🔎Lente #130: Como a fake sobre fraude nas urnas sobrevive à 6ª eleição seguida
Leia a 1ª edição da Lente após renovação
Olá, eu sou Leandro Becker, editor-chefe da Lupa e edito hoje a Lente, nossa newsletter semanal sobre narrativas desinformativas. Para estrear a nova fase da Lente e abrir a nossa conversa, a repórter Carol Macário volta no tempo para nos contar como o discurso (falso) de urnas fraudadas nas eleições brasileiras vem se mantendo vivo ano após ano. E o que isso tem a ver com uma invasão marciana que marcou a história da mídia no mundo. Tem ainda duas dicas boas para ouvir e compartilhar e a nossa nova “fake de jacaré” favorita. Boa leitura!

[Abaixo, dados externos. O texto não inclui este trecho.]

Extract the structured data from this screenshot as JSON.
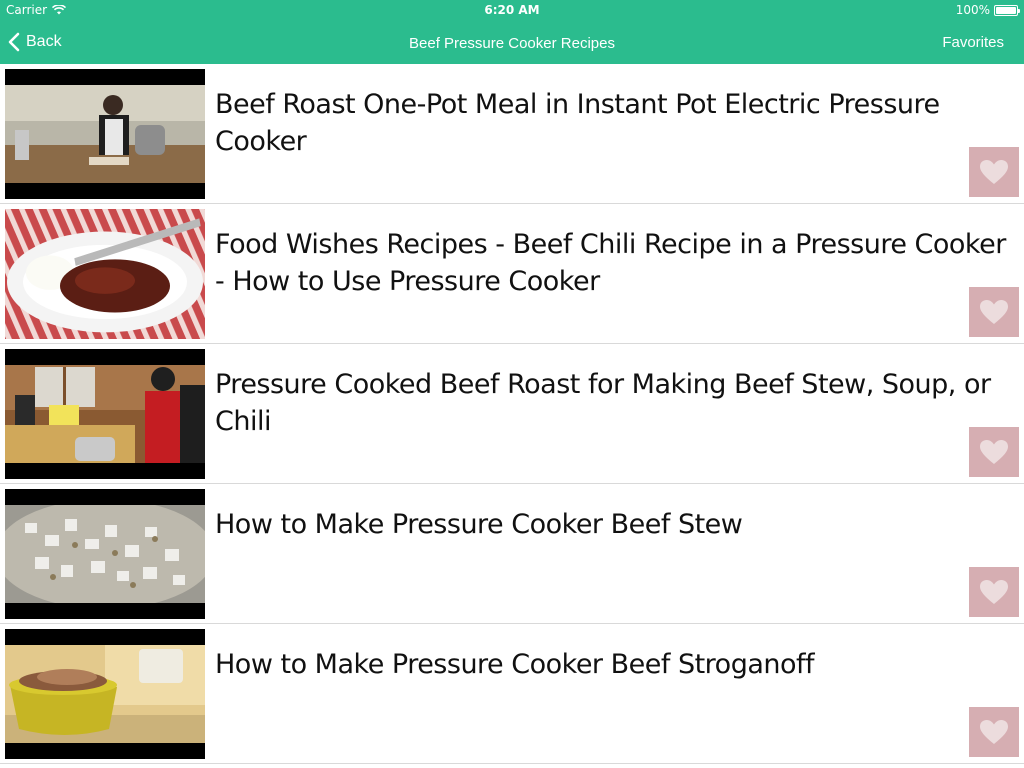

De invasão marciana à fraude nas urnas: como uma mentira cresce e provoca caos
Em 8 de janeiro de 2023, a professora Sheila Mantovanni tinha tanta convicção de que as eleições gerais de 2022 foram fraudadas que julgou ser justo invadir os prédios dos Três Poderes, em Brasília, e pedir intervenção militar para derrubar um governo democraticamente eleito. A educadora acreditou em uma fake news, ficou cinco meses presa e é ré por incitação ao crime e associação criminosa — a Lupa contou essa história em um minidocumentário lançado no começo deste ano.
As informações falsas foram peça-chave na tentativa de golpe, e a entrevista simboliza isso. É mentira que as urnas eletrônicas não são seguras, mas o pânico e o dano que uma balela repetida “um milhão de vezes” é capaz de provocar é real. E serve de alerta, já que neste sábado, 6 de abril, faltarão exatamente seis meses para as eleições municipais.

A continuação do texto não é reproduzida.